Le nombre d’accidents du travail reste préoccupant en Martinique, malgré les campagnes de prévention et la modernisation des dispositifs de sécurité. Les secteurs du BTP, du transport et de la santé figurent parmi les plus exposés. Entre réalité sociale et vigilance institutionnelle, état des lieux d’un enjeu souvent sous-estimé.
Une réalité préoccupante
Selon les derniers chiffres publiés par la Direction de l’économie, de l’emploi, du travail et des solidarités (DEETS), la Martinique a enregistré plus de 21 000 accidents du travail entre 2018 et 2022, dont 18 mortels. Le bâtiment et les travaux publics (BTP) concentrent à eux seuls 12 % des accidents recensés et une proportion importante des cas graves liés aux chutes de hauteur, première cause d’accident grave sur l’île.
Des secteurs sous tension
La majorité des accidents se produisent dans le BTP, les activités portuaires et de transport, ainsi que dans les services hospitaliers et médico-sociaux. Dans le bâtiment, la chute de hauteur reste la principale cause d’accident (près de 17 % des cas). Les agents de manutention, aides-soignants, chauffeurs et artisans figurent parmi les catégories professionnelles les plus vulnérables.
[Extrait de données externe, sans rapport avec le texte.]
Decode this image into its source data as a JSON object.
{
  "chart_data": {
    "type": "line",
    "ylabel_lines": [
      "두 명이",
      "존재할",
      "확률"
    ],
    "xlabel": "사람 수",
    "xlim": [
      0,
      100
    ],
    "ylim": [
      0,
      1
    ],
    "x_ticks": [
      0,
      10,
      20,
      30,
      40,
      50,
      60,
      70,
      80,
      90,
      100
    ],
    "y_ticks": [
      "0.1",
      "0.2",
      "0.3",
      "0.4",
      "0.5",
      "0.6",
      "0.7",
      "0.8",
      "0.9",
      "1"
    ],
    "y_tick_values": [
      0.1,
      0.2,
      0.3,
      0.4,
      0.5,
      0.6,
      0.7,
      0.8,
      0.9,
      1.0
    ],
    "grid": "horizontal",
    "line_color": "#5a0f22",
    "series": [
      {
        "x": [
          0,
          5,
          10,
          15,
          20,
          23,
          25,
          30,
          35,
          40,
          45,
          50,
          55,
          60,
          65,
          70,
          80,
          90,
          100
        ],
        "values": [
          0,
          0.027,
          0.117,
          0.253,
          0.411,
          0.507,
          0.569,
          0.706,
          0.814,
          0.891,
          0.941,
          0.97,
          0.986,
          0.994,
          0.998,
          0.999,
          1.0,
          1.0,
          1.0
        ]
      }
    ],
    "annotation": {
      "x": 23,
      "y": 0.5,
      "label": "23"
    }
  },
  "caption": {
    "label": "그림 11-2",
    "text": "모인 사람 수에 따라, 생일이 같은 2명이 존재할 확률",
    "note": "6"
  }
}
Une sinistralité plus forte qu’en Hexagone
À population active comparable, la Martinique présente un taux d’accidents du travail supérieur à la moyenne nationale. Alors qu’en France hexagonale le taux de fréquence tourne autour de 33 accidents pour 1 000 salariés, il dépasse 40 pour 1 000 en Martinique selon les dernières estimations de la CGSS. Les accidents mortels y sont également proportionnellement plus nombreux : les 18 décès enregistrés entre 2018 et 2022 représentent un taux de 0,8 mort pour 10 000 salariés, contre 0,5 en métropole.
Les obligations et démarches en cas d’accident
En Martinique comme ailleurs, la déclaration d’accident du travail (DAT) doit être effectuée par l’employeur dans un délai de 48 heures à compter du moment où il en a connaissance. Cette déclaration s’effectue via le portail officiel de la CGSS Martinique, qui gère également l’instruction du dossier et la reconnaissance du caractère professionnel de l’accident. En cas d’arrêt temporaire, les indemnités journalières sont versées par la CGSS après vérification des conditions d’ouverture de droits.
Une prévention encore inégale
Malgré les campagnes de sensibilisation, la culture de la prévention reste insuffisamment ancrée dans certaines entreprises. La DEETS Martinique a lancé en 2024 une campagne de contrôle dans les chantiers de BTP et les entreprises de logistique afin d’imposer le document unique d’évaluation des risques (DUER) et la formation systématique du personnel. La CGSS Martinique, via sa Direction des Risques Professionnels (DRP), propose désormais un accompagnement gratuit pour la mise en place de plans de prévention et la gestion des cotisations AT/MP.
Les défis à venir
Trois défis majeurs demeurent : la formation continue des employeurs et salariés à la sécurité au travail, la modernisation des équipements de protection, et la remontée d’informations fiables pour mieux mesurer les risques et réduire la sous-déclaration des accidents.
En chiffres (Martinique – 2024)
| Indicateur | Valeur estimée |
| Accidents du travail recensés (2018-2022) | 21 648 |
| Accidents mortels | 18 |
| Part du BTP dans les accidents | 12 % |
| Salariés exposés à un risque d’accident | 49 % |
| Employés en contact avec des produits dangereux | 31 % |
| Délai de déclaration obligatoire (employeur) | 48 heures |
Vers une culture partagée de la sécurité
La Martinique dispose désormais d’un arsenal réglementaire et institutionnel équivalent à celui de l’Hexagone, mais les efforts de prévention, de contrôle et de sensibilisation doivent encore être renforcés. La priorité des prochaines années sera d’ancrer une véritable culture de la sécurité dans les entreprises et les administrations locales.